The Kondratieff wave
When Kondratieff developed his theory, he theorized that economic forces repeated themselves in a pattern of a 54- to 55-year boom-and-bust cycle. He described the collapse of a boom as characterized by the “renunciation of debt.” Isn’t that what happened to the banks throughout the world, and isn’t that what is happening to selective countries that did not take a stronger action with their monetary policy in the eurozone today?
In “My Kondratieff Wave,” my S&C November 2008 article, I wrote, “What is fluid is the depth of the recession forecast by the wave. Fortunately, this can be controlled by monetary policy, yet even that is uncertain...”
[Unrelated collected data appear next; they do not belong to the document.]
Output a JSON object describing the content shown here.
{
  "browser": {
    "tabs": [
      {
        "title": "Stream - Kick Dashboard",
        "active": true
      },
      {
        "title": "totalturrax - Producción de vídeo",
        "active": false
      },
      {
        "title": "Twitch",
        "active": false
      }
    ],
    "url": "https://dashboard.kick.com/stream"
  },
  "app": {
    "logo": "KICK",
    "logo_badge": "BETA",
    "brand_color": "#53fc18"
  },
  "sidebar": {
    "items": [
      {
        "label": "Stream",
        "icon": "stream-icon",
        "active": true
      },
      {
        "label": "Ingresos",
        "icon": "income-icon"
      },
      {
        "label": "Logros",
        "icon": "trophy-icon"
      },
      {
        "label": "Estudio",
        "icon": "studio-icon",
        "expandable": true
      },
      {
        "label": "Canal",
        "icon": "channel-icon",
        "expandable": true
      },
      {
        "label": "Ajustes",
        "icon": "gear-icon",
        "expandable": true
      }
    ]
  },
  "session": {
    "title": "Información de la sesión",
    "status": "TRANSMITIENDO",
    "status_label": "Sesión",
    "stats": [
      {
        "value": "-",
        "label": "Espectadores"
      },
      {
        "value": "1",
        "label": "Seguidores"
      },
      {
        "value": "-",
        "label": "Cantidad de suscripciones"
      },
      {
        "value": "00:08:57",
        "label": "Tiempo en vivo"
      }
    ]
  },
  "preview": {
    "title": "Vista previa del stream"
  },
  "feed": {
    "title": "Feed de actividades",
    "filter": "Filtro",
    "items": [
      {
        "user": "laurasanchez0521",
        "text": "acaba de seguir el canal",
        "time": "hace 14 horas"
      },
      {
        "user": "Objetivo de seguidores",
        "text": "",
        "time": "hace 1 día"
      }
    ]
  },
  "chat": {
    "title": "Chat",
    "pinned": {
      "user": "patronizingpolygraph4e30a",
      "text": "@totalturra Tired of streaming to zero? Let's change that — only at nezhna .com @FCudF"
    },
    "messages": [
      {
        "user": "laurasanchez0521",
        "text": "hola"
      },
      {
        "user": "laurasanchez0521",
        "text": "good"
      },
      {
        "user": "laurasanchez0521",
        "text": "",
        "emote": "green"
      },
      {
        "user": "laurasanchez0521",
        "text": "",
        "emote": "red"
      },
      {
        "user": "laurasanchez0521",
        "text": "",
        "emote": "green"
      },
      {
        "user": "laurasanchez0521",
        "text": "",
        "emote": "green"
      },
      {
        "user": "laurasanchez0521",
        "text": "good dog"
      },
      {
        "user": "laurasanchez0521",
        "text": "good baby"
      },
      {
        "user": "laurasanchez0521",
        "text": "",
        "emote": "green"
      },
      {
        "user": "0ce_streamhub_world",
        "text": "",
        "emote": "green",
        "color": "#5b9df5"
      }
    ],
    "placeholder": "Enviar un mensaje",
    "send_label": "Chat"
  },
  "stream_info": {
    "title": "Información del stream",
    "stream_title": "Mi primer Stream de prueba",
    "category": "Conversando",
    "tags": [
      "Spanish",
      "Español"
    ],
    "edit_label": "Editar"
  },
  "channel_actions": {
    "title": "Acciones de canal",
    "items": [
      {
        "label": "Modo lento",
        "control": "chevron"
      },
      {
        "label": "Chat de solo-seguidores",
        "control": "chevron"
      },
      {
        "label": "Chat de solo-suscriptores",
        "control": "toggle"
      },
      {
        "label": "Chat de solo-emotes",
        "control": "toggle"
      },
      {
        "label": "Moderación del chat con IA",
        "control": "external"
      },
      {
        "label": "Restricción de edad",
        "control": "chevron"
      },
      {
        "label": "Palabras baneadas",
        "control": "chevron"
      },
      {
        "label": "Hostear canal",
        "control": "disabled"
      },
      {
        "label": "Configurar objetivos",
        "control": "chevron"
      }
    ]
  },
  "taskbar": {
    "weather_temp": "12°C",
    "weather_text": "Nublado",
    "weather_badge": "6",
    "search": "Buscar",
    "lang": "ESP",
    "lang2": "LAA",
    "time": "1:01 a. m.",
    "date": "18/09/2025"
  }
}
What is happening in Europe today has shown how uncertain that can be. In my April 2010 article “Kondratieff Wave Comeback,” I concluded with, “I often wonder to what extent [Kondratieff] would change his charts if he had lived in today’s fast world, or if he would change them at all.”
FIGURE 1: KONDRATIEFF WAVE PROJECTED TO 2039. Here you see when the years of good times occurred and when the hard times occurred.